The first detailed map of Vostok's bed shows that the 240 km-long lake comprises two deep basins divided by a ridge1. If the ridge stops water flow between the basins, each could host different organisms, as research on Lake Bonney, another Antarctic lake with two basins, has shown.
The news, released last month, has now made researchers rethink their plans to enter the lake. Many believe that Lake Vostok's waters harbour unique life.
"We need to sample both basins," says microbiologist John Priscu of Montana State University in Bozeman, part of an international team working on plans to drill into Vostok. Priscu want to make two holes or survey the lake with an autonomous submarine, an idea that tallies with suggestions made by other experts. He plans to discuss the ideas when the team meets later this month.
Michael Studinger, an Earth scientist at Lamont-Doherty Earth Observatory in New York, and his colleagues made the map by measuring the gravity above Vostok. The Earth's pull is weaker over deep water, because water has less than half the density of rock. By criss-crossing the lake in a plane - flying a total of 21,000 km - the team pieced together a map of the lakebed.
The work revealed Vostok's dimensions. Studinger estimates that the lake holds about 5,400 cubic kilometres of water - equivalent to 5% of the world's freshwater surface lakes. Lake Vostok has a similar area to Lake Superior, the largest of North America's Great Lakes, but is far deeper, in parts more than a kilometre deep.
Extreme environment
Collecting the readings was not easy.
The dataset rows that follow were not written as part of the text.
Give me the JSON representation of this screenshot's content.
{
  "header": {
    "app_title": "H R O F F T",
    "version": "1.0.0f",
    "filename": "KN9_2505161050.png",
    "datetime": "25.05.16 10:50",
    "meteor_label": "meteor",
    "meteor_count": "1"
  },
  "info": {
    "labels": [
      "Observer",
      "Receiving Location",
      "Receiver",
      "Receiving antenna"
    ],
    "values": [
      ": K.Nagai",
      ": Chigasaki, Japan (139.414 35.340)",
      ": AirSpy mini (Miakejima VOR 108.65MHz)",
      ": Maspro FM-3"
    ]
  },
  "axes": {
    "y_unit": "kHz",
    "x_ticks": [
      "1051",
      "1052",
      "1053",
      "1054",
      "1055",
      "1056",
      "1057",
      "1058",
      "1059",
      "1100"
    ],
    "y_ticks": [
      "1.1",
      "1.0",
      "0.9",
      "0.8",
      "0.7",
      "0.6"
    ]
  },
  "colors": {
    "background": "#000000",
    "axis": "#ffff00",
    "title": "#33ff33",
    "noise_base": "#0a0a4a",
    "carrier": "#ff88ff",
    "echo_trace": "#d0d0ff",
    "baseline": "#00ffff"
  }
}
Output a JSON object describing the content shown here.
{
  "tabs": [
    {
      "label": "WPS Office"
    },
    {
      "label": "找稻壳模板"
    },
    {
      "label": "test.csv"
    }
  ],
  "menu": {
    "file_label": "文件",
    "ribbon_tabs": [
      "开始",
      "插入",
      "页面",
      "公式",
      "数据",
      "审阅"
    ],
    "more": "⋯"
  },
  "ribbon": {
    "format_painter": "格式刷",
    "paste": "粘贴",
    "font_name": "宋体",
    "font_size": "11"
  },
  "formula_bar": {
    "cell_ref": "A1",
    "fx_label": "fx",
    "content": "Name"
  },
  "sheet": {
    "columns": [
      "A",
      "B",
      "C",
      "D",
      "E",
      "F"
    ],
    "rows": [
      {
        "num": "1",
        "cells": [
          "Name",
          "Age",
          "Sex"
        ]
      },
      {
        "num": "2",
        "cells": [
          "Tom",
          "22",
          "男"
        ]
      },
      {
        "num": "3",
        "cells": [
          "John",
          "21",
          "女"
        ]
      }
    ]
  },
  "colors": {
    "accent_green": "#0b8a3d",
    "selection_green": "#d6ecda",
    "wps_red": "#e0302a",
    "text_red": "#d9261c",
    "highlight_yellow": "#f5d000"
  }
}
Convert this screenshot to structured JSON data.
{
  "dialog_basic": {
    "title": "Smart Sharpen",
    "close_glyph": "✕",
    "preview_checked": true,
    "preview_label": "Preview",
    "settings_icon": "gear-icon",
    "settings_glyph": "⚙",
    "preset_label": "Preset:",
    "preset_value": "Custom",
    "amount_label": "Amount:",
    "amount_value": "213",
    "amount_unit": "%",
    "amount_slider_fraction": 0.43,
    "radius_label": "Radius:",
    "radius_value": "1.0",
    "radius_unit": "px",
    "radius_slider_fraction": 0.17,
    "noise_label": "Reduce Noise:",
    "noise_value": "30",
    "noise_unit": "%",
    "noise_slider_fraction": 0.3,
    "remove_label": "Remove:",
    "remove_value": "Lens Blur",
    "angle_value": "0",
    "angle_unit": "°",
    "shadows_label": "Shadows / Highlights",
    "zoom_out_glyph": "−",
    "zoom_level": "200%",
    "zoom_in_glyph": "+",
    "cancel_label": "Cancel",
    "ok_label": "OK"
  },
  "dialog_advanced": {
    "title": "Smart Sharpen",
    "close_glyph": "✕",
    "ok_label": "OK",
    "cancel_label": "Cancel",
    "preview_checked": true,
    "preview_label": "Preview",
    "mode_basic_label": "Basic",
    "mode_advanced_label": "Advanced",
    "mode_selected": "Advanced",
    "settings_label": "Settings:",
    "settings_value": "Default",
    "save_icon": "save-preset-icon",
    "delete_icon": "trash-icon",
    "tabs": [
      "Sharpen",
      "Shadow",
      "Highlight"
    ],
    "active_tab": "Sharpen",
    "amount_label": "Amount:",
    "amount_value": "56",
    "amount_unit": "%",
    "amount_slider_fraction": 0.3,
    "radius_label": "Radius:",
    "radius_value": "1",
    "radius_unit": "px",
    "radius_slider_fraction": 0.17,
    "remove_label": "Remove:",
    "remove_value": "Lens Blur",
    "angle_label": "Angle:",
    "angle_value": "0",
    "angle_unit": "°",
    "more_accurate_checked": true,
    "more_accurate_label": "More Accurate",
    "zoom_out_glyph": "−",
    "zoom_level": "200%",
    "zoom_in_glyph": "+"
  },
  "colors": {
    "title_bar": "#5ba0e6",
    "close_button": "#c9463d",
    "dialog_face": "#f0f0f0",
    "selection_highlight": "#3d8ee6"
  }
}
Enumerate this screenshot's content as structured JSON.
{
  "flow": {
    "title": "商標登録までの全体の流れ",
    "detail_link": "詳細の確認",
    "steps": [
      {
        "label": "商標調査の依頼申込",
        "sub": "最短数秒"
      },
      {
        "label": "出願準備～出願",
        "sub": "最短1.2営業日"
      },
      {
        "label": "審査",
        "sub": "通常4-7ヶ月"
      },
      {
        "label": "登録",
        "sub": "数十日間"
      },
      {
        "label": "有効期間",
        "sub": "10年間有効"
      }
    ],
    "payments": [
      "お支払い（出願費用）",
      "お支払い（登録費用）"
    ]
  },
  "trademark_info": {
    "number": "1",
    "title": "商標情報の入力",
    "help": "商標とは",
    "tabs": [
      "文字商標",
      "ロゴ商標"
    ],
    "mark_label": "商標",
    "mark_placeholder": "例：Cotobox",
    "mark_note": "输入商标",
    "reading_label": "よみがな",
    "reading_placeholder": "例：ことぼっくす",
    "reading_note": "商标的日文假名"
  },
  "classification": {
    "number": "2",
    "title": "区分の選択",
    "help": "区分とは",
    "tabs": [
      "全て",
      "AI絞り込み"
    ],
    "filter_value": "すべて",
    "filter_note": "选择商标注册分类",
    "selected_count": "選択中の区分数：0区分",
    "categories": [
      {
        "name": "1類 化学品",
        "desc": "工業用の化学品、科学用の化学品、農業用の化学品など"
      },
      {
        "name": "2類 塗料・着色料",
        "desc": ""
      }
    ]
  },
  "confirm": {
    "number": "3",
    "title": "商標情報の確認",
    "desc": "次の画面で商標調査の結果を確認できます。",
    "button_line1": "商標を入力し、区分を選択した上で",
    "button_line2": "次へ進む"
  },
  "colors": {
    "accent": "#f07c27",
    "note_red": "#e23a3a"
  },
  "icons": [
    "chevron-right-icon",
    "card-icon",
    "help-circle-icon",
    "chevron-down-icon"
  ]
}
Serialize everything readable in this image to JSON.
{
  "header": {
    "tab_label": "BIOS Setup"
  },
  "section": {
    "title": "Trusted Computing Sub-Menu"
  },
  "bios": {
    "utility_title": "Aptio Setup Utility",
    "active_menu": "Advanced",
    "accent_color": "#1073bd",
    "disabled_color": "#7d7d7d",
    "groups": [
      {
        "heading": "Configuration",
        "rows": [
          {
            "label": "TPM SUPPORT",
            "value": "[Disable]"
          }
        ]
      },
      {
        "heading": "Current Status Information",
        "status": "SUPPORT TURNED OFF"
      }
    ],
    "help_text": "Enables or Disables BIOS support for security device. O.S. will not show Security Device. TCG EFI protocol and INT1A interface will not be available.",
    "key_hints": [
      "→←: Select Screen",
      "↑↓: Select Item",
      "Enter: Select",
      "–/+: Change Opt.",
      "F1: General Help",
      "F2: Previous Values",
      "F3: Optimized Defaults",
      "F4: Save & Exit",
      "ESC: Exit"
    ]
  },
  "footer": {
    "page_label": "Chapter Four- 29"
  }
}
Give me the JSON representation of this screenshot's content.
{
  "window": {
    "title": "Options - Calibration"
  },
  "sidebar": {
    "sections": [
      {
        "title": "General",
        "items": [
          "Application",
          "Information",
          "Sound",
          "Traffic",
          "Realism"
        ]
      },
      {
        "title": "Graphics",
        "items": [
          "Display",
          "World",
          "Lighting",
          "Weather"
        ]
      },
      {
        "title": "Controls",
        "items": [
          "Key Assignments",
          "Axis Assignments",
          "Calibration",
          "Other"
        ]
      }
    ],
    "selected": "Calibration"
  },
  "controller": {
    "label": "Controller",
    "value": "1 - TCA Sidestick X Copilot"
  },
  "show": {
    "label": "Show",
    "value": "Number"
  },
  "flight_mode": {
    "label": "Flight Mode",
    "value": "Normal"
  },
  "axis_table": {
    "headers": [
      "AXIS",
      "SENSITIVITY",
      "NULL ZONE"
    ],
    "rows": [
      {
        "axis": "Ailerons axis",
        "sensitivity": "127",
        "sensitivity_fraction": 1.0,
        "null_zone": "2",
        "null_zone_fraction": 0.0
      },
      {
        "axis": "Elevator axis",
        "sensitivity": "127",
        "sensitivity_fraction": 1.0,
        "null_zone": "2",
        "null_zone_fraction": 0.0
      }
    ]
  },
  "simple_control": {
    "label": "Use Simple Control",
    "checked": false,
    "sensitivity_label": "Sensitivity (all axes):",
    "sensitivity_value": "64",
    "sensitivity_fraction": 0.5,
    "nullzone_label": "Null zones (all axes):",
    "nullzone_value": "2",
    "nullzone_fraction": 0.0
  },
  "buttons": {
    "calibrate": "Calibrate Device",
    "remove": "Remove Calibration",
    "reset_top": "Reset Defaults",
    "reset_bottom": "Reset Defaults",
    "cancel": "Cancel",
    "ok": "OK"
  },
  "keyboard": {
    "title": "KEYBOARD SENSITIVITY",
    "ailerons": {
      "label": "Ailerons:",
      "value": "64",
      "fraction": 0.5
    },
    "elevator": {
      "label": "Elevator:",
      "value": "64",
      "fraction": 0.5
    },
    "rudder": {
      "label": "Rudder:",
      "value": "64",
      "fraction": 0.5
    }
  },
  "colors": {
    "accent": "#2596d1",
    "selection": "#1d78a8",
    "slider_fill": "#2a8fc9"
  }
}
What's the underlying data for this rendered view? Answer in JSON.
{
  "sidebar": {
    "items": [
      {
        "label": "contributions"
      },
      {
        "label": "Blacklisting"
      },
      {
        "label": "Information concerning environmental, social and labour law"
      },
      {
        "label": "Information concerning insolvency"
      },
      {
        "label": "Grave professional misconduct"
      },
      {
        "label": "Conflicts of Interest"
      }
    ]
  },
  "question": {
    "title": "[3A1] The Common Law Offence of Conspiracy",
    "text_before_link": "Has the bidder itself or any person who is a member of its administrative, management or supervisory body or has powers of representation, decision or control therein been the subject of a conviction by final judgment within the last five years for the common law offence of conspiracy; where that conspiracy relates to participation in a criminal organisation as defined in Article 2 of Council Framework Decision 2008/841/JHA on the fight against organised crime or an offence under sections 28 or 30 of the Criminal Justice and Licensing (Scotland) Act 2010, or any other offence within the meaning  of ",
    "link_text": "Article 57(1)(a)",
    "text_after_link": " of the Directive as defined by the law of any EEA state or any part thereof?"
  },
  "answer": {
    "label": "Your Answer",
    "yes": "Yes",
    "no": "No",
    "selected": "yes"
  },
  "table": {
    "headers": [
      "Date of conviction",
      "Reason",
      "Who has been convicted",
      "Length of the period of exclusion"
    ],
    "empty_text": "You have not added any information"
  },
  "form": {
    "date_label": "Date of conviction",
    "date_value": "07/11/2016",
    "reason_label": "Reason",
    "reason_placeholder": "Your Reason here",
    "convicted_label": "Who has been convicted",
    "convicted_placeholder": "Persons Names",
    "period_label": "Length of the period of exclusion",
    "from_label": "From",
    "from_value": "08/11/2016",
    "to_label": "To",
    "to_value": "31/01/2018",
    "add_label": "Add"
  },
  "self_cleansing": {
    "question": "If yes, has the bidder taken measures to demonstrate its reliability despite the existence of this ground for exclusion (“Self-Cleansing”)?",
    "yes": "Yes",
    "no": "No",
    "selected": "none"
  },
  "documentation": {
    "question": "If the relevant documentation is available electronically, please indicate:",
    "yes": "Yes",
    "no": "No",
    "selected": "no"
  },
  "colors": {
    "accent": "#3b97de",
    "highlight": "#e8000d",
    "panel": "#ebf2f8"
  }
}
Studinger spent four weeks camped above the lake with the map-making team, at times in an unheated tent. "Only your nose can stick out of your sleeping bag," he recalls.
The temperatures, typically -30 to -40 ºC, are not the only thing that makes living at Vostok tough. The base is at 3,500 metres above sea level; oxygen levels are reduced even at lower altitudes in Antarctica. One research student developed altitude sickness, and was airlifted out by a Hercules plane equipped with skis, despatched from the nearby US McMurdo research base.
References
- Studinger M., Bell R. E., Tikku A. A. Geophys. Res. Lett., 31, L12401 doi:10.1029/2004GL019801 (2004).